GAZA – About 500 Palestinians were killed in a blast at a Gaza hospital on Tuesday that Palestinian health authorities said was caused by an Israeli air strike but that the Israeli military blamed on a failed rocket launch by a Palestinian militant group.
The blast was the bloodiest single incident in Gaza since Israel launched an unrelenting bombing campaign against the densely populated territory in retaliation for a deadly cross-border Hamas assault on southern Israeli communities on October 7.
It took place on the eve of a visit by US President Joe Biden to Israel to show support for the country in its war with Hamas, the Islamist group that rules the Gaza Strip, and to hear how Israel plans to minimize civilian casualties.
Reuters could not independently verify who was responsible for the blast.
The health minister in the Hamas-run government of Gaza, Mai Alkaila, accused Israel of a massacre. A Gaza civil defence chief said 300 people were killed and a health ministry official said 500 were killed.
However, the Israeli military denied responsibility for the blast at the Al-Ahli al-Arabi hospital in Gaza City, suggesting the hospital was hit by a failed rocket launch by the enclave’s Palestinian Islamic Jihad military group.
“An analysis of IDF operational systems indicates that a barrage of rockets was fired by terrorists in Gaza, passing in close proximity to the Al Ahli hospital in Gaza at the time it was hit,” a spokesperson for the Israel Defense Forces said.

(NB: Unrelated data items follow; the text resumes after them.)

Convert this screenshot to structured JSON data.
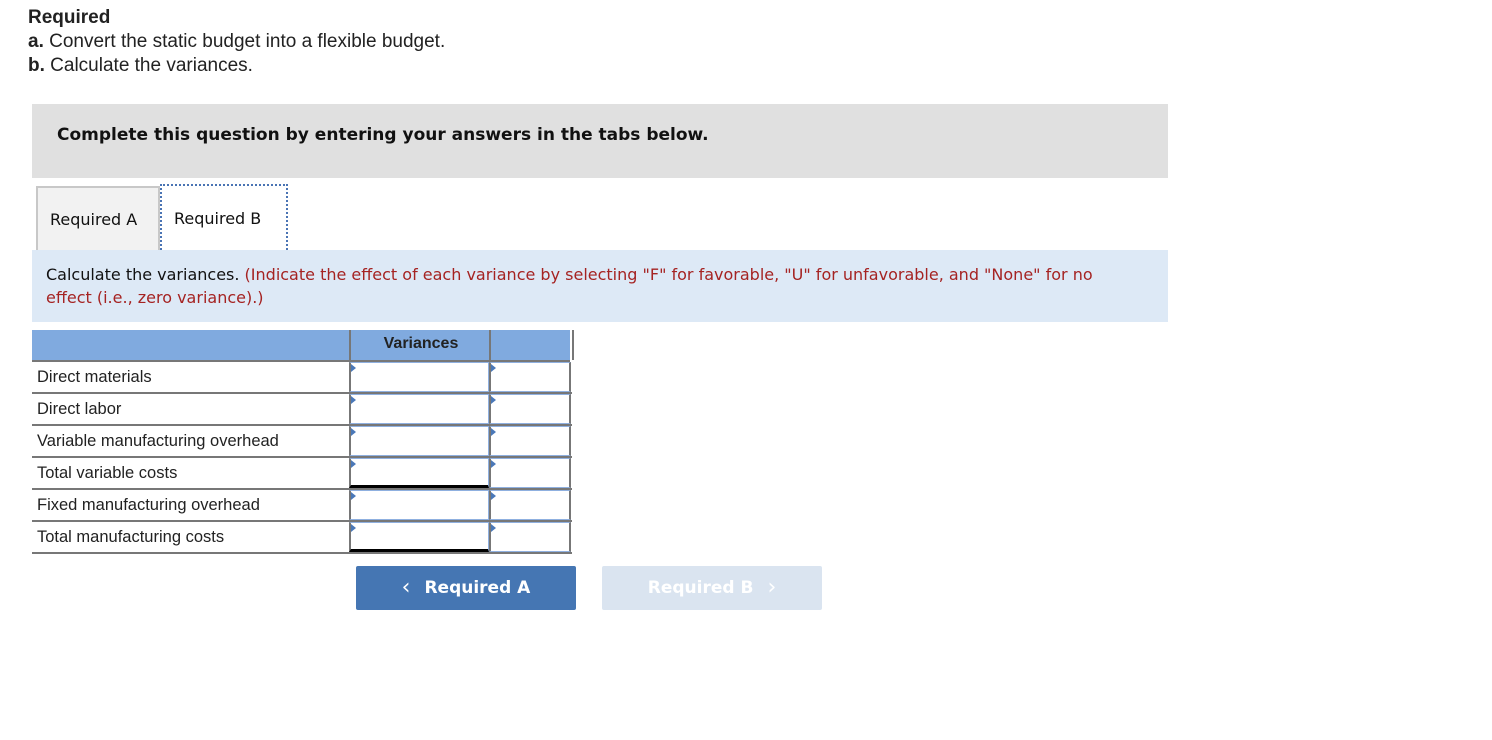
{
  "required": {
    "title": "Required",
    "items": [
      {
        "letter": "a.",
        "text": " Convert the static budget into a flexible budget."
      },
      {
        "letter": "b.",
        "text": " Calculate the variances."
      }
    ]
  },
  "instruction": "Complete this question by entering your answers in the tabs below.",
  "tabs": [
    {
      "label": "Required A",
      "active": false
    },
    {
      "label": "Required B",
      "active": true
    }
  ],
  "prompt": {
    "main": "Calculate the variances.",
    "note": " (Indicate the effect of each variance by selecting \"F\" for favorable, \"U\" for unfavorable, and \"None\" for no effect (i.e., zero variance).)"
  },
  "table": {
    "headers": [
      "",
      "Variances",
      ""
    ],
    "rows": [
      {
        "label": "Direct materials",
        "variance": "",
        "effect": "",
        "total": false
      },
      {
        "label": "Direct labor",
        "variance": "",
        "effect": "",
        "total": false
      },
      {
        "label": "Variable manufacturing overhead",
        "variance": "",
        "effect": "",
        "total": false
      },
      {
        "label": "Total variable costs",
        "variance": "",
        "effect": "",
        "total": true
      },
      {
        "label": "Fixed manufacturing overhead",
        "variance": "",
        "effect": "",
        "total": false
      },
      {
        "label": "Total manufacturing costs",
        "variance": "",
        "effect": "",
        "total": true
      }
    ]
  },
  "nav": {
    "prev_label": "Required A",
    "prev_icon": "‹",
    "next_label": "Required B",
    "next_icon": "›",
    "next_disabled": true
  },
  "colors": {
    "header_bg": "#80aadf",
    "prompt_bg": "#dde9f6",
    "note_red": "#a52322",
    "button_blue": "#4576b3",
    "button_disabled": "#dae4f0"
  }
}
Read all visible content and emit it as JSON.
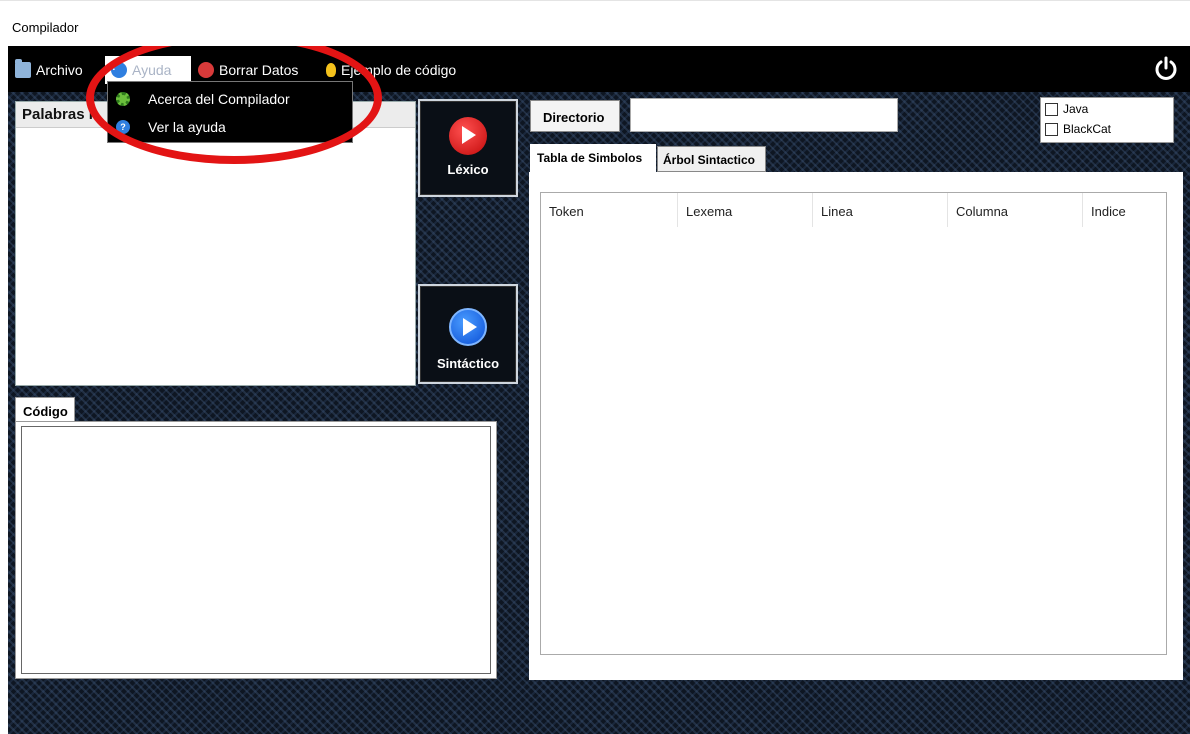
{
  "window": {
    "title": "Compilador"
  },
  "menu": {
    "archivo": "Archivo",
    "ayuda": "Ayuda",
    "borrar": "Borrar Datos",
    "ejemplo": "Ejemplo de código"
  },
  "ayuda_menu": {
    "items": [
      "Acerca del Compilador",
      "Ver la ayuda"
    ]
  },
  "palabras": {
    "title": "Palabras r"
  },
  "buttons": {
    "lexico": "Léxico",
    "sintactico": "Sintáctico"
  },
  "codigo": {
    "tab_label": "Código"
  },
  "directorio": {
    "label": "Directorio",
    "value": ""
  },
  "languages": {
    "java": "Java",
    "blackcat": "BlackCat"
  },
  "tabs": {
    "simbolos": "Tabla de Simbolos",
    "arbol": "Árbol Sintactico"
  },
  "table": {
    "columns": [
      "Token",
      "Lexema",
      "Linea",
      "Columna",
      "Indice"
    ],
    "rows": []
  },
  "colors": {
    "annotation": "#e31414",
    "background": "#0e1622"
  }
}
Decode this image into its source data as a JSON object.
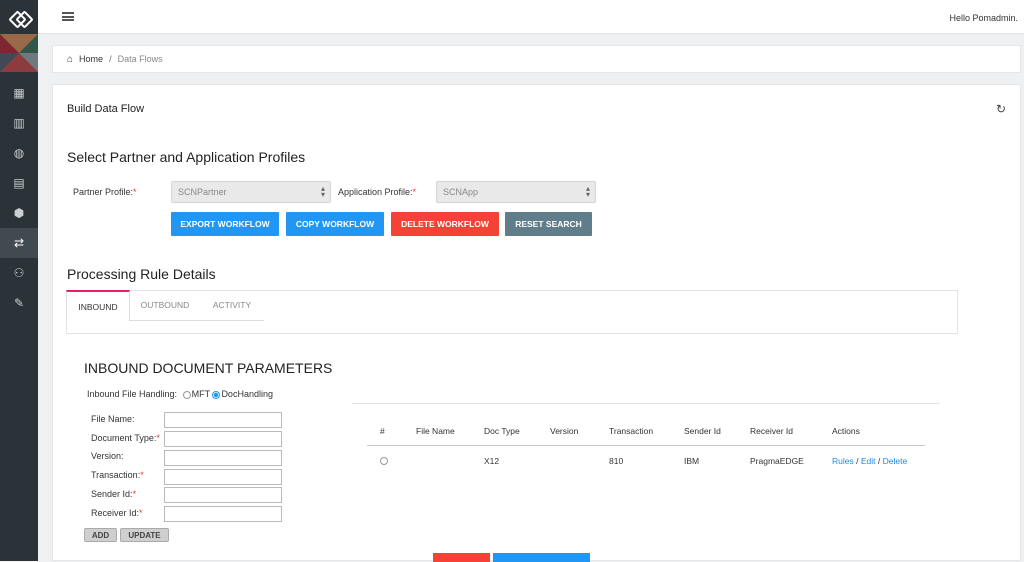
{
  "app": {
    "greeting": "Hello Pomadmin."
  },
  "sidebar": {
    "icons": [
      "logo-icon",
      "table-icon",
      "bar-chart-icon",
      "globe-icon",
      "file-chart-icon",
      "cube-icon",
      "exchange-icon",
      "users-icon",
      "wrench-icon"
    ],
    "active_index": 6
  },
  "breadcrumb": {
    "home": "Home",
    "separator": "/",
    "current": "Data Flows"
  },
  "panel": {
    "title": "Build Data Flow"
  },
  "profiles": {
    "heading": "Select Partner and Application Profiles",
    "partner_label": "Partner Profile:",
    "partner_value": "SCNPartner",
    "application_label": "Application Profile:",
    "application_value": "SCNApp",
    "required_mark": "*"
  },
  "actions": {
    "export": "EXPORT WORKFLOW",
    "copy": "COPY WORKFLOW",
    "delete": "DELETE WORKFLOW",
    "reset": "RESET SEARCH"
  },
  "rules": {
    "heading": "Processing Rule Details",
    "tabs": [
      "INBOUND",
      "OUTBOUND",
      "ACTIVITY"
    ],
    "active_tab": "INBOUND"
  },
  "inbound": {
    "heading": "INBOUND DOCUMENT PARAMETERS",
    "handling_label": "Inbound File Handling:",
    "option_mft": "MFT",
    "option_doc": "DocHandling",
    "selected": "DocHandling",
    "fields": [
      {
        "label": "File Name:",
        "required": false
      },
      {
        "label": "Document Type:",
        "required": true
      },
      {
        "label": "Version:",
        "required": false
      },
      {
        "label": "Transaction:",
        "required": true
      },
      {
        "label": "Sender Id:",
        "required": true
      },
      {
        "label": "Receiver Id:",
        "required": true
      }
    ],
    "add_label": "ADD",
    "update_label": "UPDATE"
  },
  "table": {
    "headers": [
      "#",
      "File Name",
      "Doc Type",
      "Version",
      "Transaction",
      "Sender Id",
      "Receiver Id",
      "Actions"
    ],
    "rows": [
      {
        "file_name": "",
        "doc_type": "X12",
        "version": "",
        "transaction": "810",
        "sender": "IBM",
        "receiver": "PragmaEDGE",
        "rules": "Rules",
        "edit": "Edit",
        "delete": "Delete",
        "sep": "/"
      }
    ]
  },
  "colors": {
    "primary": "#2196f3",
    "danger": "#f44336",
    "neutral": "#607d8b",
    "sidebar": "#2b3338",
    "tab_accent": "#e91e63"
  }
}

“Intelligence from multiple sources we have in our hands indicates that Islamic Jihad is responsible for the failed rocket launch which hit the hospital in Gaza,” the spokesperson added.
Daoud Shehab, a spokesman for Islamic Jihad, told Reuters: “This is a lie and fabrication, it is completely incorrect. The occupation is trying to cover for the horrifying crime and massacre they committed against civilians.”
In the occupied West Bank city of Ramallah, Palestinian security forces fired tear gas and stun grenades to disperse protesters throwing rocks and chanting against President Mahmoud Abbas as popular anger boiled over after the blast.
Clashes with Palestinian security forces broke out in a number of other cities in the West Bank, which is ruled by Abbas’ Palestinian Authority, late on Tuesday, witnesses said.